Saudade tem plural?
Por mais que me apeteçam as regras, preciso enfiar o rabo entre as
pernas e aceitar que sim, a palavra saudade tem plural. (Cíntia Chagas)

Será que eu não poderia dizer que tenho várias saudades?

Do cheiro da infância, da minha avó, do sabor do pão na frigideira? Em uma perspectiva ortodoxa, saudade não teria plural, já que substantivos designadores de sentimentos não podem sofrer flexão de número exatamente por não serem contáveis. É por isso, então, que não se ouvem frases como “Tenho muitas raivas de você.”, com a palavra raiva no plural.

Todavia, por mais que me apeteçam as regras, o canônico, a tradição, preciso enfiar o rabo entre as pernas e aceitar que sim, que a palavra saudade tem plural.

Tomemos como exemplo o caso de pêsame, cujo plural ninguém questiona. Não lhe é natural dizer “Meus pêsames”? Pois então. Pêsame também designa sentimento, mas não suscita dúvidas. E o que falar do termo parabéns, que também exprime sentimento? Deveríamos dizer, então, parabém a você? Ora… A maior parte das pessoas cultas que conheço nem sabem que 'parabéns' é plural de 'parabém'.

Voltando à vaca fria, será que eu não poderia mesmo dizer que tenho várias saudades? Do cheiro da infância, da comida da minha mãe, dos bons carnavais, das pescarias com meu pai, do sabor da carne de lata... Eu não acabei de enumerar cinco? Pois então… Na verdade, essa polêmica linguística tem mais a ver com o gosto do reclamante do que com a regra em si, de cuja solidez qualquer um pode duvidar.

Bem, não posso ensinar que saudade não tem plural... Mas, posso salientar que a forma tradicional sempre será mais elegante. Por isso, no meu vocabulário, saudade permanecerá como substantivo singular e ponto. É que a regra, leitor, nem sempre precisa morrer na saudade.

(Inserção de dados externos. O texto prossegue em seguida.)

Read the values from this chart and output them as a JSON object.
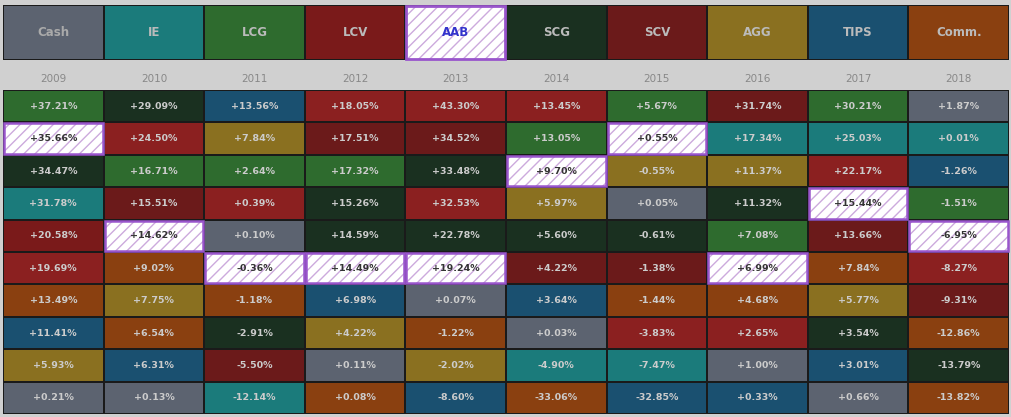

E por falar em saudade, eu não digo que tenho “saudades” de algumas regras abolidas na última Reforma Ortográfica, da Academia Brasileira de Letras (2009), mas confesso que sinto muita, mas “muita saudade” do nosso amigo 'trema' que faz muita falta, na linGUIça, no pinGUIm . . . Sinto muito!

E quanto ao futuro da nossa gramática? - Que prevaleça a ética e o respeito. Que nossa sociedade se una culturalmente não permitindo que a norma culta passe a ficar na saudade. Todos sabemos que qualquer língua pode sofrer mudanças com o passar do tempo, mas não por decreto, por imposição. Pensemos nisto!